I know AIGA has a lot more members, but it might not have a much higher percentage as there tend to be many more graphic designers by definition. Just think of how many local GD spots their are at every little local newspaper and such. I’m not sure if there is a way to figure that out.

My point being that I think 5-10% is a pretty good proportion considering the cynical bunch of non-joiners designers tend to be! I say that with love and affection as one.

One place that I feel like we’re really missing is with the young grads… There’s this assumption that until you become a seasoned professional, you don’t have anything to contribute and that really isn’t the case. We need their ideas, enthusiasm and their energy… I think it’s a shame that such a small percentage actually join after graduating, even considering the reduced membership dues…

Coroflot is great, but your competing against hundreds, or thousands of portfolios… but it’s the candidate’s personality that makes someone “fit” into an office’s culture. To get that connection, you still need face time and what better way to do that then to help to organize and event for IDSA?

I was talking to a student the other day about what she was going to during the summer for a job. I asked her if she had contacted any of the IDSA members she met while organizing a portfolio review and she was like, “I didn’t think I was ALLOWED to do that!” And she was amazed when I told her that we were EXPECTING her to do that–that’s what it’s all about… There are opportunities for those who are willing to look for them.

w

How do you all (specifically people not steeped in IDSA), think it could be made better understood that this is not a closed society but a one waiting for connections? No BS here, I am really curious for peoples input.

It really is a fruit ripe for the picking but it is obvious that most people don’t get that per Yo and Warren’s comments above.

I’m thinking that could be a new thread… Michael, when are you back from Aruba so we can get the IDSA discussion board started?
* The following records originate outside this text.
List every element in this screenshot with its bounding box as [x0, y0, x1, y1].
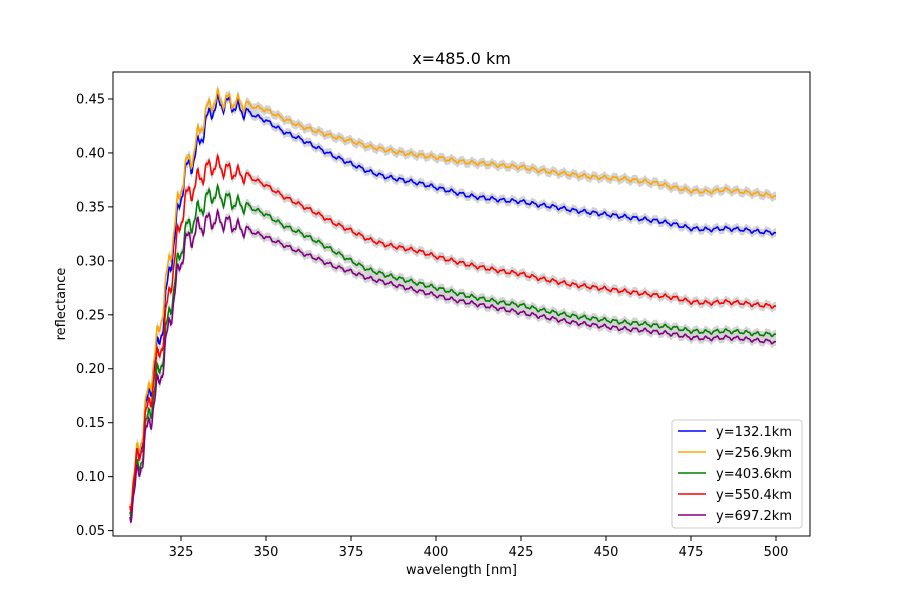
plot-frame — [112, 71, 811, 537]
series-lines — [129, 87, 777, 523]
legend-label: y=697.2km — [716, 509, 792, 524]
y-tick-label: 0.40 — [76, 146, 105, 161]
legend-box — [671, 419, 803, 529]
y-axis-label: reflectance — [54, 268, 69, 341]
y-tick-label: 0.05 — [76, 524, 105, 539]
legend-label: y=403.6km — [716, 467, 792, 482]
x-tick-label: 450 — [594, 545, 619, 560]
legend-label: y=132.1km — [716, 425, 792, 440]
x-tick-label: 375 — [339, 545, 364, 560]
legend: y=132.1km y=256.9km y=403.6km y=550.4km y=69… — [671, 419, 803, 529]
x-tick-label: 350 — [254, 545, 279, 560]
chart-title: x=485.0 km — [412, 49, 511, 68]
legend-label: y=256.9km — [716, 446, 792, 461]
x-axis: 325 350 375 400 425 450 475 500 — [169, 536, 789, 560]
x-tick-label: 425 — [509, 545, 534, 560]
x-tick-label: 500 — [764, 545, 789, 560]
y-tick-label: 0.15 — [76, 416, 105, 431]
y-tick-label: 0.20 — [76, 362, 105, 377]
y-tick-label: 0.10 — [76, 470, 105, 485]
x-tick-label: 400 — [424, 545, 449, 560]
series-line — [129, 182, 777, 518]
y-tick-label: 0.25 — [76, 308, 105, 323]
legend-label: y=550.4km — [716, 488, 792, 503]
y-tick-label: 0.35 — [76, 200, 105, 215]
uncertainty-band — [130, 206, 776, 527]
x-axis-label: wavelength [nm] — [406, 563, 517, 578]
y-tick-label: 0.30 — [76, 254, 105, 269]
series-line — [129, 153, 777, 512]
x-tick-label: 325 — [169, 545, 194, 560]
x-tick-label: 475 — [679, 545, 704, 560]
series-line — [129, 87, 777, 509]
series-line — [129, 93, 777, 512]
y-tick-label: 0.45 — [76, 92, 105, 107]
y-axis: 0.05 0.10 0.15 0.20 0.25 0.30 0.35 0.40 0.45 — [76, 92, 113, 539]
series-line — [129, 208, 777, 523]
done… from the beach even!

Nice! Thanks!

w

another thread asks the question about Core cancelling the Creative Seed blog.
here we have an example of quality content targeting the young designer not succeeding, perhaps a lesson for IDSA?

It is interesting. I always thought CS had great content, but functionally, I just don’t think people go to coroflot to read a blog, they go there to post and look at work.

I’m not familiar with that one… What was it?

I still maintain that a great deal of this has to do with what we are teaching our design students and how they transition into professional practice. I wish there were more professionals who would take the time to reach out to students before they graduate to help them with this transition and share some of their insights about where to begin and how to plug into the community.

w

sure, but how do you convince a busy professional to commit more time/effort to better the profession/community?
This has always been the achillies heel for IDSA.
I’d like to see accreditation require co-op/Internships for graduation. Getting some work in exchange for professional guidance in the feild is the best way to re-connect.

No Spec,

I am glad you opened the accreditation can of worms again. I was pushing for it several years ago but ran into a big wall. Most people at the time could only this as a test for the skills of design instead of seeing the bigger picture that it could be training and giving credit for learning things like a) the business of design, b) design thinking at a strategic level, etc.

I agree that a strong accreditation aspect would be good. As you have to set this state by state, if you follow the AIA and engineering methods, this will take many years to get approved and in production. I am not saying we should not look at other methods, but I do think having a legal aspect to this will be the only way to make this ultimately succeed. Now that more and more industrial designers are being forced into the litigious aspects product development this may be the time to bring this back up. The reason i say this is that accreditation would be needed in order to get proper liability insurance, like doctors have.

Tim, do you want to spin this into a new topic for our newly-minted discussion board?